Каждый встречал в литературе выражение «скованный ужасом», встречал и я, но считал чисто литературным прибамбасом для красоты изложения. «Графиня в иссту-пленьи ломала руки, а скованный ужасом какой-то там никак не мог чего-то там». Так вот: ни фига подобного, это совершенно нормальная попытка описать явление природы, только бледная и невыразительная. Я сидел, СКОВАННЫЙ УЖАСОМ. Наконец я оторвал взгляд от внимательно изученной клеенки и посмотрел на стариков. Сидят, приняв отсутствующий вид, ни на меня, ни мне за спину не смотрят. Как хорошо, что здесь нет Энгельса, проносится в голове. Он потом затрахал бы меня за тот вид, который я сейчас, кажется, имею… Решился и повернулся назад. Мама моя родная. А я-то думал, что нельзя испугаться больше. Можно. В углу веранды у Тахави стоит древняя этажерка, чуть ли не довоенная. На ней сувенирный орел, едва ли намного моложе этажерки — фигурка из материала, который какое-то время светится бледно-бледно зеленым, если вынести его на солнце. Орел сидит на горе, в такой не очень миролюбивой позе, снизу надпись — «Пятигорск». И этот орел — Гафур. Все это время он был у меня за спиной, и это пугало меня больше всего. Даже не то слово — меня этот факт потряс. За спиной. Все время.
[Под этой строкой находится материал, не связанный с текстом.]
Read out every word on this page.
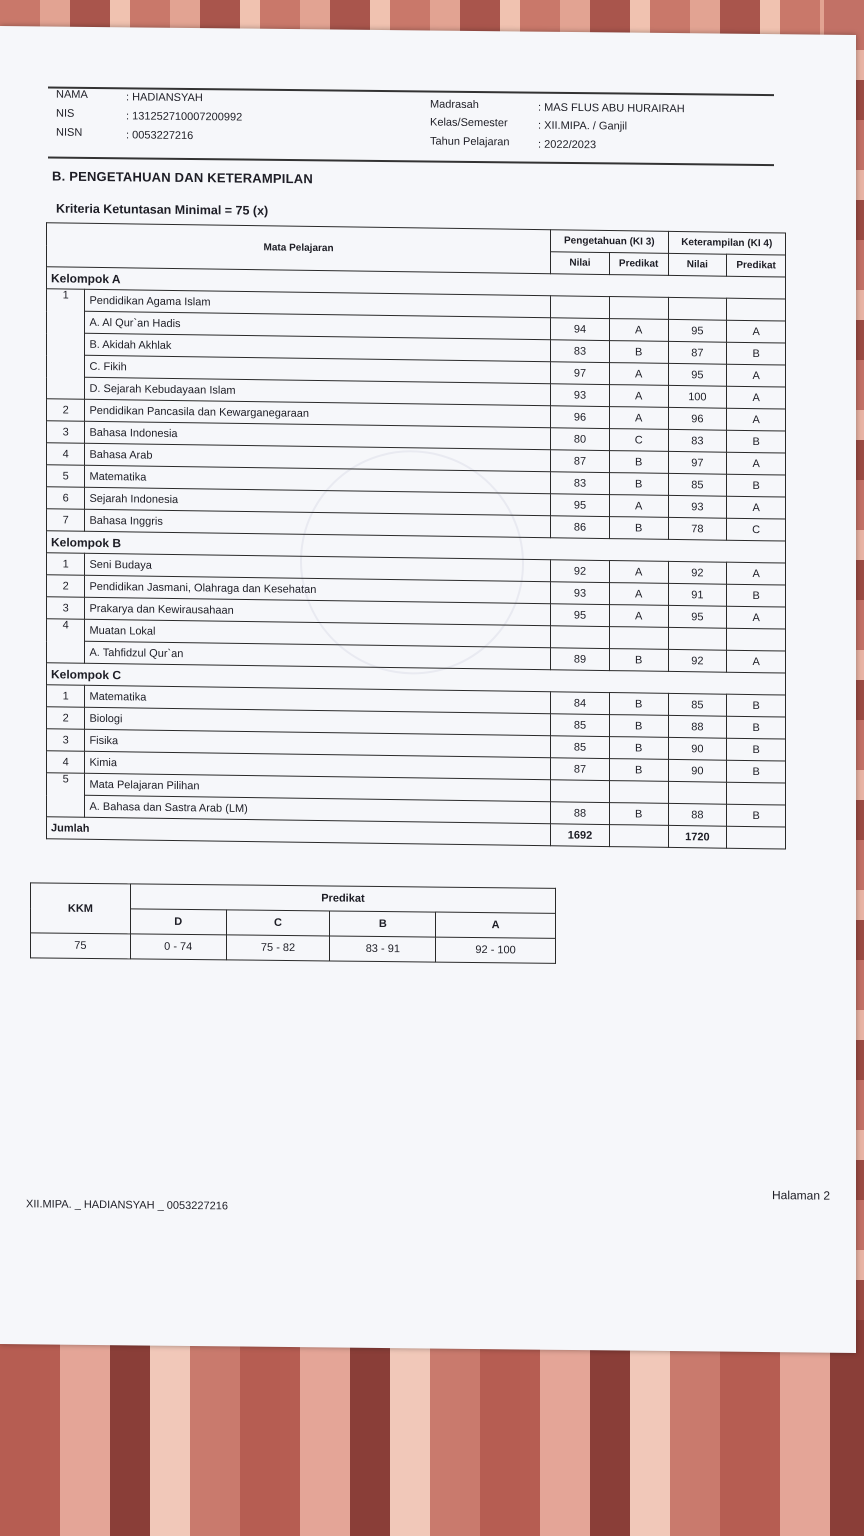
NAMA	: HADIANSYAH
NIS	: 131252710007200992
NISN	: 0053227216
Madrasah	: MAS FLUS ABU HURAIRAH
Kelas/Semester	: XII.MIPA. / Ganjil
Tahun Pelajaran	: 2022/2023
B. PENGETAHUAN DAN KETERAMPILAN
Kriteria Ketuntasan Minimal = 75 (x)
Mata Pelajaran		Pengetahuan (KI 3)		Keterampilan (KI 4)	
		Nilai	Predikat	Nilai	Predikat
Kelompok A					
1	Pendidikan Agama Islam				
	A. Al Qur`an Hadis	94	A	95	A
	B. Akidah Akhlak	83	B	87	B
	C. Fikih	97	A	95	A
	D. Sejarah Kebudayaan Islam	93	A	100	A
2	Pendidikan Pancasila dan Kewarganegaraan	96	A	96	A
3	Bahasa Indonesia	80	C	83	B
4	Bahasa Arab	87	B	97	A
5	Matematika	83	B	85	B
6	Sejarah Indonesia	95	A	93	A
7	Bahasa Inggris	86	B	78	C
Kelompok B					
1	Seni Budaya	92	A	92	A
2	Pendidikan Jasmani, Olahraga dan Kesehatan	93	A	91	B
3	Prakarya dan Kewirausahaan	95	A	95	A
4	Muatan Lokal				
	A. Tahfidzul Qur`an	89	B	92	A
Kelompok C					
1	Matematika	84	B	85	B
2	Biologi	85	B	88	B
3	Fisika	85	B	90	B
4	Kimia	87	B	90	B
5	Mata Pelajaran Pilihan				
	A. Bahasa dan Sastra Arab (LM)	88	B	88	B
Jumlah		1692		1720	
KKM	Predikat			
	D	C	B	A
75	0 - 74	75 - 82	83 - 91	92 - 100
Halaman 2
XII.MIPA. _ HADIANSYAH _ 0053227216
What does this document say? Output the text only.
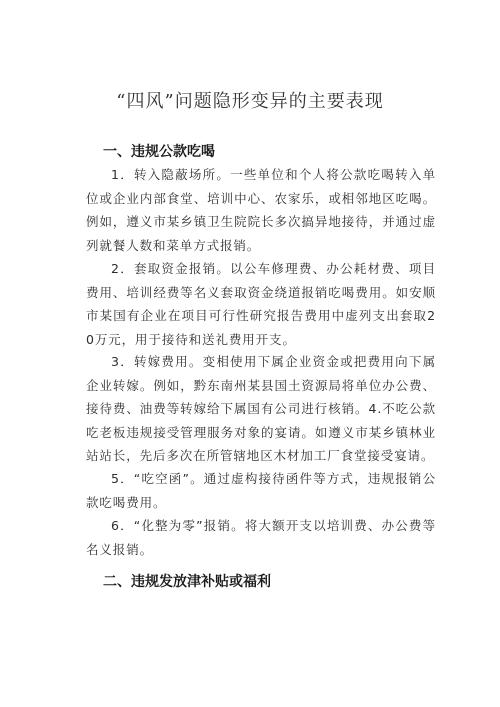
“四风”问题隐形变异的主要表现
一、违规公款吃喝

1．转入隐蔽场所。一些单位和个人将公款吃喝转入单位或企业内部食堂、培训中心、农家乐，或相邻地区吃喝。例如，遵义市某乡镇卫生院院长多次搞异地接待，并通过虚列就餐人数和菜单方式报销。

2．套取资金报销。以公车修理费、办公耗材费、项目费用、培训经费等名义套取资金绕道报销吃喝费用。如安顺市某国有企业在项目可行性研究报告费用中虚列支出套取20万元，用于接待和送礼费用开支。

3．转嫁费用。变相使用下属企业资金或把费用向下属企业转嫁。例如，黔东南州某县国土资源局将单位办公费、接待费、油费等转嫁给下属国有公司进行核销。4.不吃公款吃老板违规接受管理服务对象的宴请。如遵义市某乡镇林业站站长，先后多次在所管辖地区木材加工厂食堂接受宴请。

5．“吃空函”。通过虚构接待函件等方式，违规报销公款吃喝费用。

6．“化整为零”报销。将大额开支以培训费、办公费等名义报销。

二、违规发放津补贴或福利
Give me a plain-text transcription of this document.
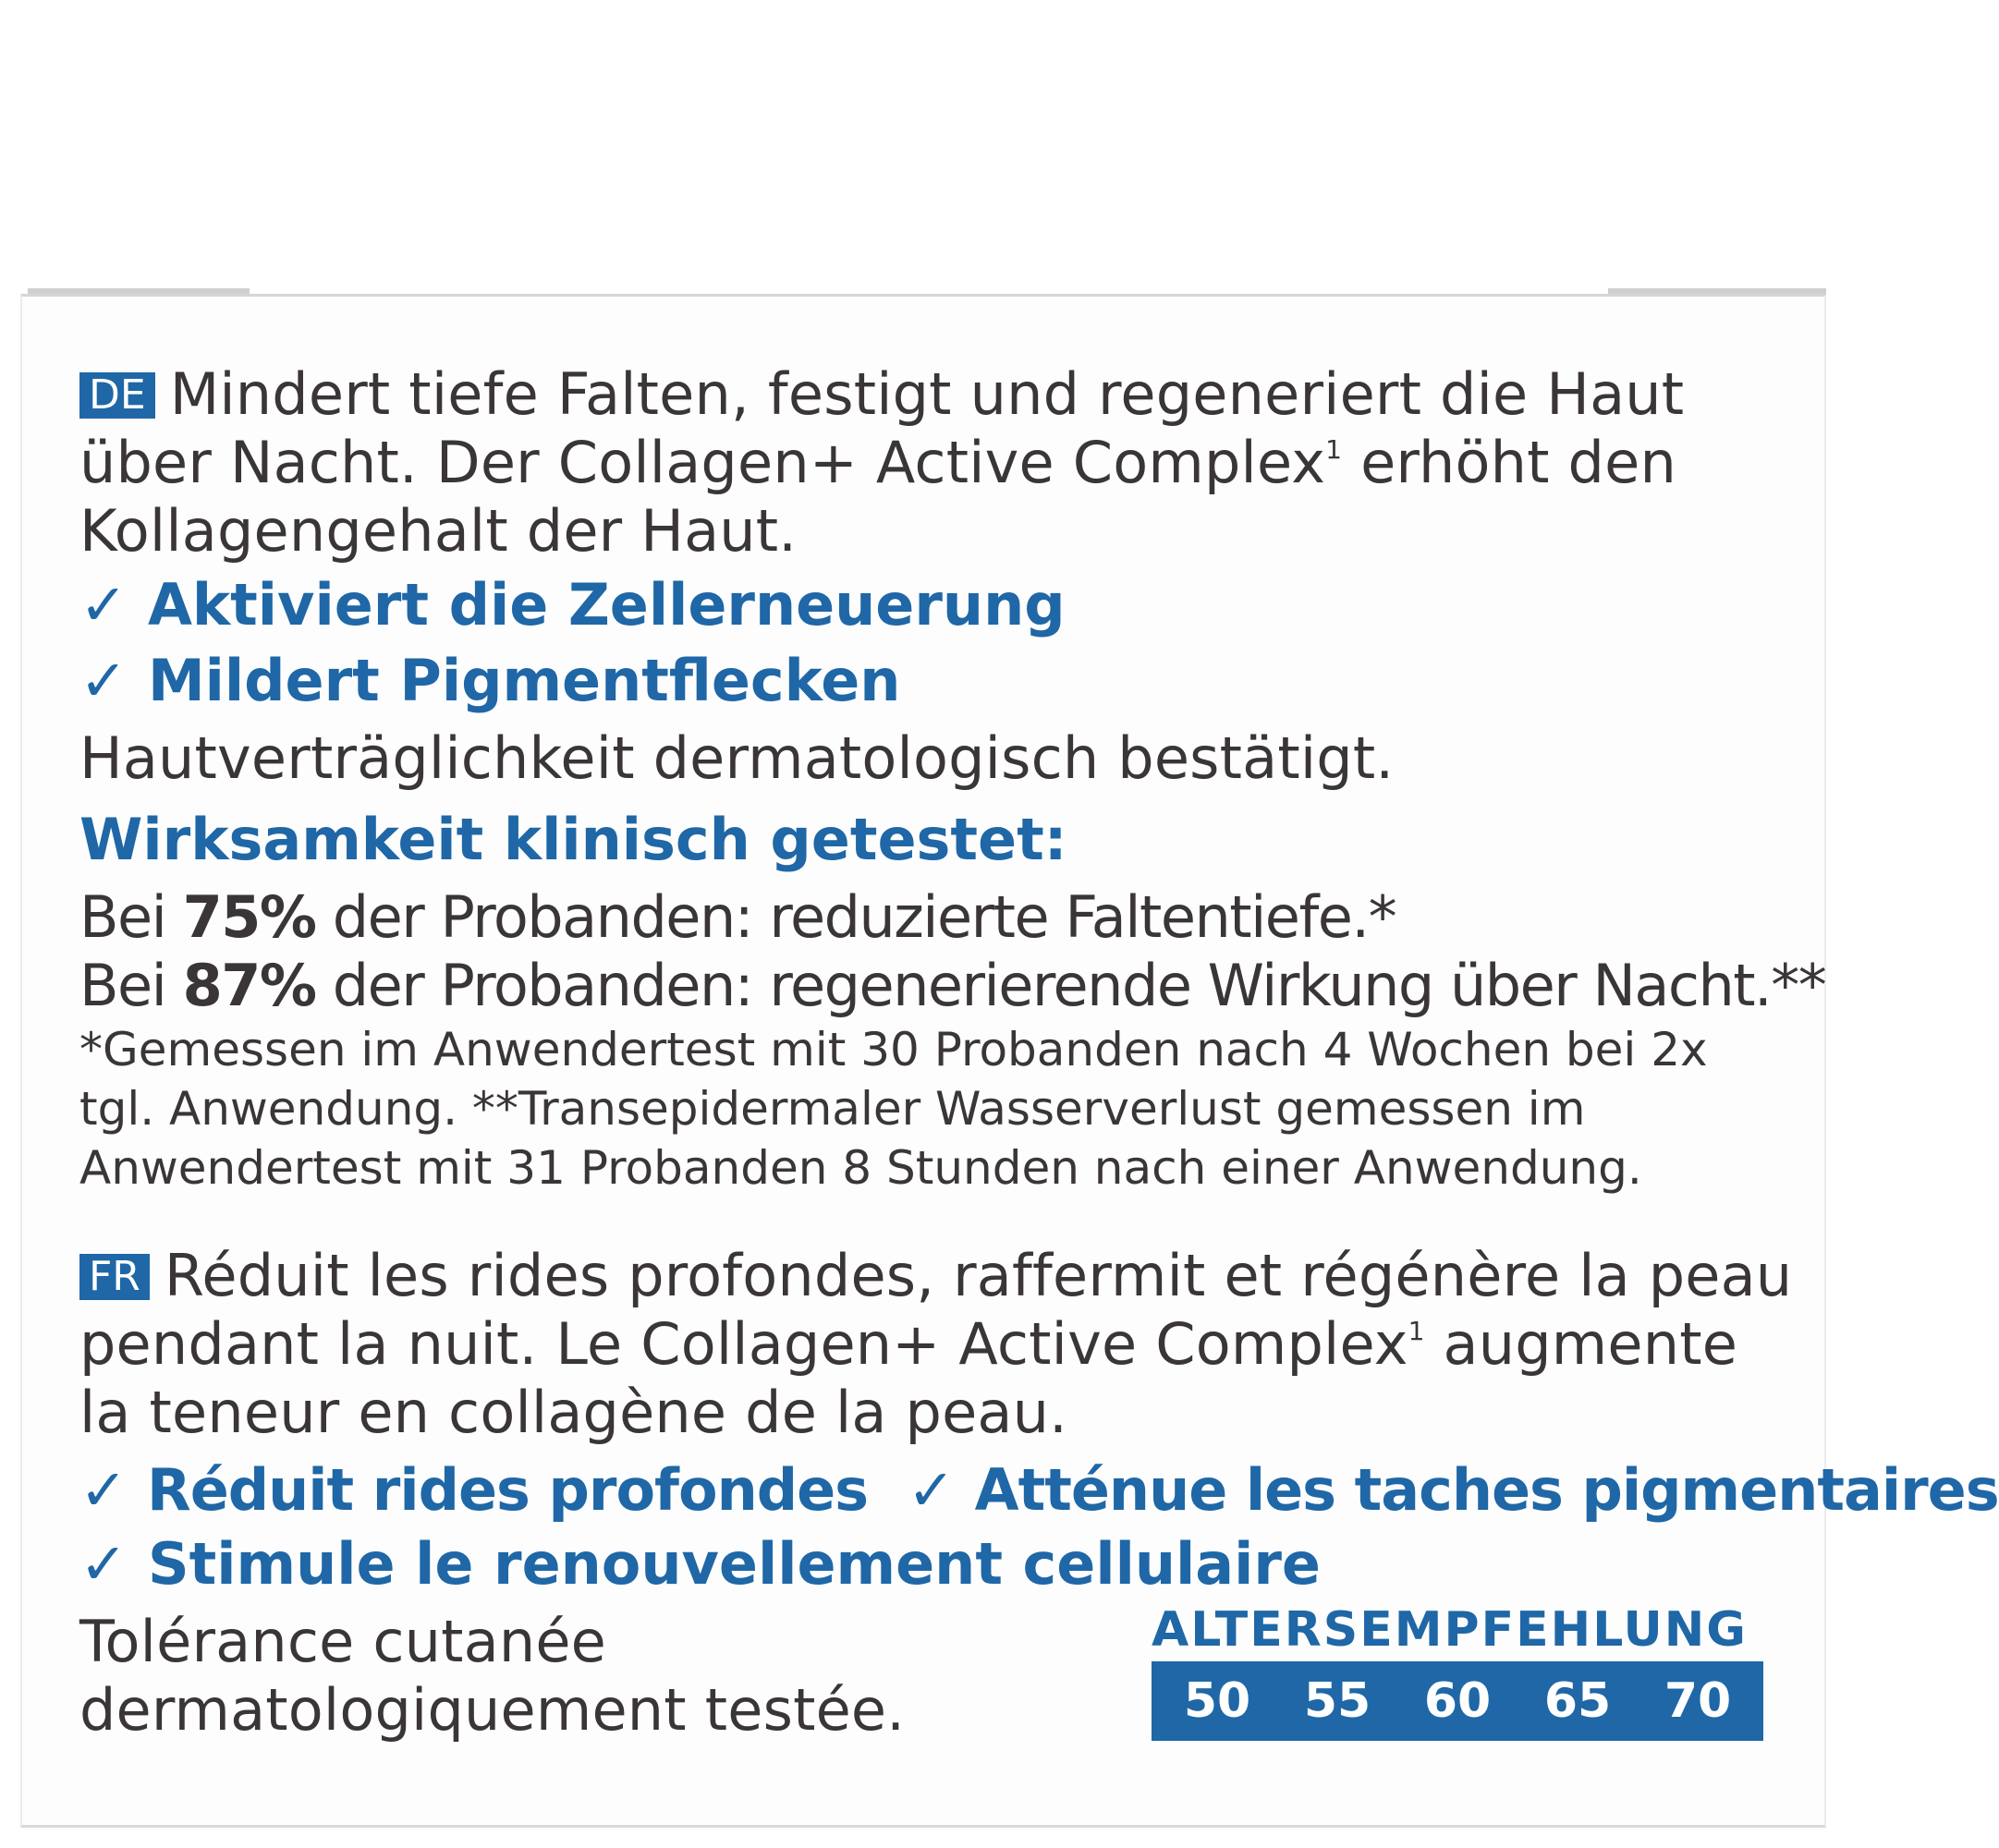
DE Mindert tiefe Falten, festigt und regeneriert die Haut
über Nacht. Der Collagen+ Active Complex$^1$ erhöht den
Kollagengehalt der Haut.
✓ Aktiviert die Zellerneuerung
✓ Mildert Pigmentflecken
Hautverträglichkeit dermatologisch bestätigt.
Wirksamkeit klinisch getestet:
Bei 75% der Probanden: reduzierte Faltentiefe.*
Bei 87% der Probanden: regenerierende Wirkung über Nacht.**
*Gemessen im Anwendertest mit 30 Probanden nach 4 Wochen bei 2x
tgl. Anwendung. **Transepidermaler Wasserverlust gemessen im
Anwendertest mit 31 Probanden 8 Stunden nach einer Anwendung.
FR Réduit les rides profondes, raffermit et régénère la peau
pendant la nuit. Le Collagen+ Active Complex$^1$ augmente
la teneur en collagène de la peau.
✓ Réduit rides profondes ✓ Atténue les taches pigmentaires
✓ Stimule le renouvellement cellulaire
Tolérance cutanée
dermatologiquement testée.
ALTERSEMPFEHLUNG
50 55 60 65 70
У меня высох рот, зато промокла майка, и я едва не упал в обморок. Настало такое легкое предбезумное состояние — я полностью утратил контроль за всем, из чего состою, и лишь удерживался на стуле, отвернувшись от орла-Гафура; мне стало глубоко похуй — съедят меня, нет ли, из груди рвется истерический смешок, и я плавно, не торопясь, выбираю секунду, чтоб его выпустить, хотя доподлинно знаю, что с этим смешком меня покинет разум, что это разум и есть, а смешком он только кажется. Я встаю и вижу себя со стороны — откляченная губа, разгладившееся лицо полного, врожденного идиота.
Вдруг замечаю: никакого страха, отвращения к себе, стыда, ничего. Бросаю небрежный взгляд на статуэтку, заранее зная, что увижу. Так и есть — статуэтка. Старики тоже поднимаются, и мы оказываемся на местном кладбище, я без труда узнаю это место. Стоим перед могилой, на фото этот самый Гафур; Галямов, оказывается, его фамилия. На одиннадцать лет старше меня, всего-навсего. Могила несвежая, время какое-то уже прошло — и по венкам видно, и грунт кое-где просел.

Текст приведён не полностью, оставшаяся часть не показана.